Windows 2003 finally changed my mind. After running W2k3 and SQL Server 2000 'at scale' on a large mission critical on line application, and after having badly abused it by foisting upon it a poorly written turd of an application, and after further compounding the abuse by my own lack of Windows and SQL experience, I had to conclude that one couldn't simply declare that Windows was inferior, or that it didn't scale, or that is wasn't secure. If you wanted to bash Microsoft and still be honest, you'd have to qualify your bashing, hedge it a bit, and perhaps even provide specific details on what you are bashing.

It was after a few months of running a large MS/SQL stack that I was quoted as follows:

'It has display an unexpected level of robustness'
and

'It doesn't suck as bad as I thought it would'.

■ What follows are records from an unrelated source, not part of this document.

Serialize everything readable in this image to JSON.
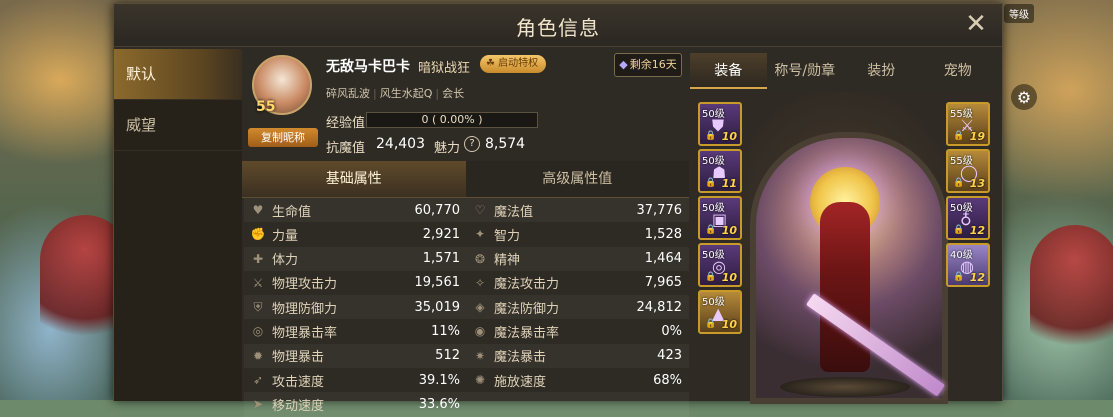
{
  "dialog": {
    "title": "角色信息",
    "close_icon": "close-icon"
  },
  "background": {
    "badge_text": "等级"
  },
  "side_nav": [
    {
      "label": "默认",
      "active": true
    },
    {
      "label": "威望",
      "active": false
    }
  ],
  "profile": {
    "level": "55",
    "copy_name_label": "复制昵称",
    "name": "无敌马卡巴卡",
    "title": "暗狱战狂",
    "privilege_label": "启动特权",
    "remaining_label": "剩余16天",
    "guild_name": "碎风乱波",
    "guild_server": "风生水起Q",
    "guild_role": "会长",
    "exp_label": "经验值",
    "exp_value": "0 ( 0.00% )",
    "exp_fraction": 0,
    "magic_resist_label": "抗魔值",
    "magic_resist_value": "24,403",
    "charm_label": "魅力",
    "charm_help": "?",
    "charm_value": "8,574"
  },
  "attr_tabs": [
    {
      "label": "基础属性",
      "active": true
    },
    {
      "label": "高级属性值",
      "active": false
    }
  ],
  "attributes": [
    [
      {
        "icon": "heart-icon",
        "label": "生命值",
        "value": "60,770"
      },
      {
        "icon": "magic-heart-icon",
        "label": "魔法值",
        "value": "37,776"
      }
    ],
    [
      {
        "icon": "strength-icon",
        "label": "力量",
        "value": "2,921"
      },
      {
        "icon": "intelligence-icon",
        "label": "智力",
        "value": "1,528"
      }
    ],
    [
      {
        "icon": "stamina-icon",
        "label": "体力",
        "value": "1,571"
      },
      {
        "icon": "spirit-icon",
        "label": "精神",
        "value": "1,464"
      }
    ],
    [
      {
        "icon": "sword-icon",
        "label": "物理攻击力",
        "value": "19,561"
      },
      {
        "icon": "magic-attack-icon",
        "label": "魔法攻击力",
        "value": "7,965"
      }
    ],
    [
      {
        "icon": "shield-icon",
        "label": "物理防御力",
        "value": "35,019"
      },
      {
        "icon": "magic-shield-icon",
        "label": "魔法防御力",
        "value": "24,812"
      }
    ],
    [
      {
        "icon": "crit-rate-icon",
        "label": "物理暴击率",
        "value": "11%"
      },
      {
        "icon": "magic-crit-rate-icon",
        "label": "魔法暴击率",
        "value": "0%"
      }
    ],
    [
      {
        "icon": "crit-icon",
        "label": "物理暴击",
        "value": "512"
      },
      {
        "icon": "magic-crit-icon",
        "label": "魔法暴击",
        "value": "423"
      }
    ],
    [
      {
        "icon": "attack-speed-icon",
        "label": "攻击速度",
        "value": "39.1%"
      },
      {
        "icon": "cast-speed-icon",
        "label": "施放速度",
        "value": "68%"
      }
    ],
    [
      {
        "icon": "move-speed-icon",
        "label": "移动速度",
        "value": "33.6%"
      },
      {
        "icon": "",
        "label": "",
        "value": ""
      }
    ]
  ],
  "right_tabs": [
    {
      "label": "装备",
      "active": true
    },
    {
      "label": "称号/勋章",
      "active": false
    },
    {
      "label": "装扮",
      "active": false
    },
    {
      "label": "宠物",
      "active": false
    }
  ],
  "equip_left": [
    {
      "level": "50级",
      "count": "10",
      "style": "purple",
      "icon": "armor-icon"
    },
    {
      "level": "50级",
      "count": "11",
      "style": "purple",
      "icon": "helmet-icon"
    },
    {
      "level": "50级",
      "count": "10",
      "style": "purple",
      "icon": "belt-icon"
    },
    {
      "level": "50级",
      "count": "10",
      "style": "purple",
      "icon": "spiral-icon"
    },
    {
      "level": "50级",
      "count": "10",
      "style": "gold",
      "icon": "boots-icon"
    }
  ],
  "equip_right": [
    {
      "level": "55级",
      "count": "19",
      "style": "gold",
      "icon": "weapon-icon"
    },
    {
      "level": "55级",
      "count": "13",
      "style": "gold",
      "icon": "ring-icon"
    },
    {
      "level": "50级",
      "count": "12",
      "style": "purple",
      "icon": "necklace-icon"
    },
    {
      "level": "40级",
      "count": "12",
      "style": "lav",
      "icon": "bracelet-icon"
    }
  ],
  "colors": {
    "accent_gold": "#d7a54b",
    "panel_bg": "#2e2a24",
    "count_yellow": "#ffd24a"
  }
}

Nowadays I'm pretty close to being platform neutral. I have preferences, but they are not religious.

For any application that can run on up to 32 cores, SQL server works. Period. It might work on larger installs, but I don't have experience with them, so I can't comment on them.

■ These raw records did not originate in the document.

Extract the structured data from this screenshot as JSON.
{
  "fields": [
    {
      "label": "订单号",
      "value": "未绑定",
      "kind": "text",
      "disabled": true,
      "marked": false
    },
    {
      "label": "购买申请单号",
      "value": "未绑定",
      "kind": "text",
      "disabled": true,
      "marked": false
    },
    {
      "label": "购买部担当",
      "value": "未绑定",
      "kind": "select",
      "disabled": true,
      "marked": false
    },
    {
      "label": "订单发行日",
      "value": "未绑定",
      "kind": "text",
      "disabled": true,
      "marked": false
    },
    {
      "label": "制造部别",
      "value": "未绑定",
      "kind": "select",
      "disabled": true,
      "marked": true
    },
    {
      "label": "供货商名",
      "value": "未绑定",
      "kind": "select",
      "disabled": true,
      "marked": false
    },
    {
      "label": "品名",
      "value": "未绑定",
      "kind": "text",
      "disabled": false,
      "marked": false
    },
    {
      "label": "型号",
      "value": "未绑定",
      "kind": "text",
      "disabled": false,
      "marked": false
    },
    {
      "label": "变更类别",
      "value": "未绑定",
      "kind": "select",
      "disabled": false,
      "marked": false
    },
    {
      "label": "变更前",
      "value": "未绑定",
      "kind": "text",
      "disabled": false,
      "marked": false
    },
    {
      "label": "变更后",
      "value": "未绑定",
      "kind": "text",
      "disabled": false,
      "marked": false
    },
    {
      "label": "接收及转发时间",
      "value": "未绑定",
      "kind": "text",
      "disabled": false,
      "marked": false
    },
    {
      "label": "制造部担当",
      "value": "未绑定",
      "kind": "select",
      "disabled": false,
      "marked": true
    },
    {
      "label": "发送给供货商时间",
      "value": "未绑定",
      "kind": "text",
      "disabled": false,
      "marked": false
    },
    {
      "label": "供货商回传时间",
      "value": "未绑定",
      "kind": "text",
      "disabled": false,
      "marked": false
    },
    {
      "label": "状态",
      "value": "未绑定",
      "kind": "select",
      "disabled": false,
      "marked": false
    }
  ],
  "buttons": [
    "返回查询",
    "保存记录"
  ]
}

Microsoft SQL server has a cost advantage over Oracle, so for any application that doesn't need Oracle Streams, Partitioning RAC or other advanced features, SQL Server tends to be the default. It certainly is far cheaper to meet a typical availability requirement with SQL server than Oracle, so for any application with an availability requirement that allows for an occasional 3 minute downtime (the time it takes for a database cluster to fail over), the Microsoft stack is a viable choice. My experience is that unplanned cluster failovers are rare enough that active/passive failover makes our customers happy.

For applications that can be load balanced, the Microsoft stack can be made as reliable as any other. Load balancing also mitigates the monthly patching that Microsoft requires.

For what it’s worth, the vendor of the ‘turd’ has improved the application to the point where it is a very well written, scalable, robust application running on a very, very robust database and operating system (Server 2008, SQL 2008).

It’s a platform, not a religion, so I reserve the right to change my dogma and preach to a different choir as systems evolve and circumstances change.

FWIW – I really, really liked OS/2’s Workplace Shell. I wish that Apple and Microsoft would figure out how to build a desktop like that.

Yeh, I’m still cleaning out my ToBlog queue.